Она махнула рукой в сторону изображения на стене.

— Очень смелый. — Он улыбнулся. — Прямо-таки чеканный герой.

Гамаш перевел взгляд на образ Бена на стене, такой, каким его видела Джейн, — сильный мужчина, но он смотрит на дом своих родителей. Уже не в первый раз ему пришла в голову мысль, что смерть Тиммер Хедли оказалась очень своевременной для ее сына. Он наконец получил возможность оторваться от ее юбки, выйти из тени. Заслуживал внимания и тот факт, что Питер как раз и был изображен в тени. В тени не кого-нибудь, а Бена. Гамаш задумался о том, что бы это могло значить. Он начал понимать, что дом Джейн был чем-то вроде ключа к общине. Джейн Нил была очень наблюдательной женщиной.

В этот момент, на ходу приветливо кивнув старшему инспектору, в гостиную вошла Элис Джейкоб.

— Фу-у, какая ночь!

Взгляд ее переместился с него на стену позади. Затем она развернулась на месте, чтобы увидеть стену позади себя.

— Господи Иисусе!

И она широким жестом обвела комнату, включив в него и Гамаша, причем с таким видом, словно она первая обнаружила рисунки на стенах. Старший инспектор молча улыбался, ожидая, пока Элис придет в себя.

— Вы принесли ее? — спросил он, не будучи, впрочем, уверен в том, что она его слышит.

— C’est brilliant[64], — как завороженная, прошептала она. — Formidable. Manifique[65]. Черт меня побери!

Гамаш был терпеливым человеком и дал ей время прийти в себя. Кроме того, он вдруг осознал, что испытывает чувство гордости за этот дом, как если бы имел самое непосредственное отношение к его созданию.

— Это гениальное творение, разумеется, — сказала Элис. — До того как переехать сюда, я работала куратором в Музее изобразительного искусства в Оттаве.

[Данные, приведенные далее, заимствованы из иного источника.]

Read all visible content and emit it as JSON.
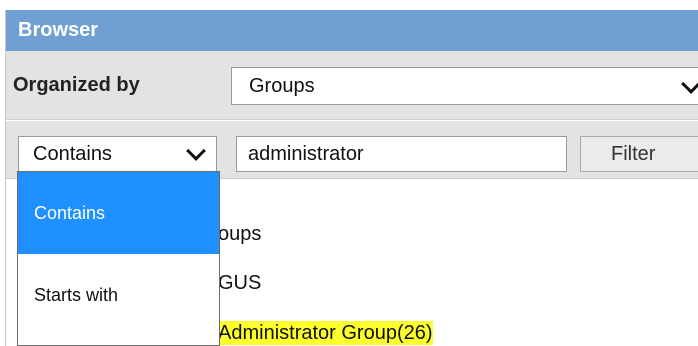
{
  "window": {
    "title": "Browser"
  },
  "organize": {
    "label": "Organized by",
    "selected": "Groups"
  },
  "filter": {
    "mode_selected": "Contains",
    "search_value": "administrator",
    "button_label": "Filter",
    "mode_options": [
      "Contains",
      "Starts with"
    ]
  },
  "tree": {
    "items": [
      {
        "text": "oups"
      },
      {
        "text": "GUS"
      },
      {
        "text": "Administrator Group(26)"
      }
    ]
  },
  "colors": {
    "titlebar": "#6f9fd3",
    "selected_option": "#1e90ff",
    "highlight": "#fcff2c"
  }
}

Гамаш в который раз изумился тому, какие непростые люди выбрали местом жительства эту деревушку. Интересно, Маргарет Атвуд не была, случайно, сборщицей мусора? Или, быть может, премьер-министр Малруни сделал головокружительную вторую карьеру в качестве почтальона? Никто не был тем, кем казался на первый взгляд. В каждом из них скрывалось нечто большее. Но один человек в этой комнате определенно затмевал остальных.

— Кто бы мог подумать, что та самая женщина, которая нарисовала эту ужасную «Ярмарку», создала такое великолепие? — продолжала Элис. — Впрочем, у всех бывают черные дни. Тем не менее она могла бы выбрать более подходящий день, чтобы представить свою картину на суд общественности.

— У нее это была единственная переносная картина, — возразил Гамаш. — По крайней мере, единственная, не нарисованная на строительных материалах.

— Очень странно.

— Чтобы не сказать большего, — согласился с нею старший инспектор. — Так вы принесли ее? — повторил он свой вопрос.

— Простите. Да, конечно, она в прихожей.

Минуту спустя Гамаш устанавливал «Ярмарку» на мольберте в центре комнаты. Теперь все художественные произведения Джейн были собраны вместе.

Он стоял не шевелясь и внимательно наблюдал за собравшимися. Шум и гул голосов становились громче по мере того, как гости пили вино и узнавали все новых персонажей и события на стенах. Единственным человеком, чье поведение выбивалось из общего настроя, была Клара. Гамаш наблюдал, как она то подходила вплотную к «Ярмарке», то снова отходила к самой стене. И снова приближение к картине, и очередное возвращение к стене на то же самое место. И опять к мольберту. Но на этот раз, похоже, более осознанно. Потом она практически бегом вернулась к стене. И простояла там очень долго. А затем медленно приблизилась к картине, погруженная в свои мысли.

вернуться

64

Это великолепно.

вернуться

65

Потрясающе. Грандиозно.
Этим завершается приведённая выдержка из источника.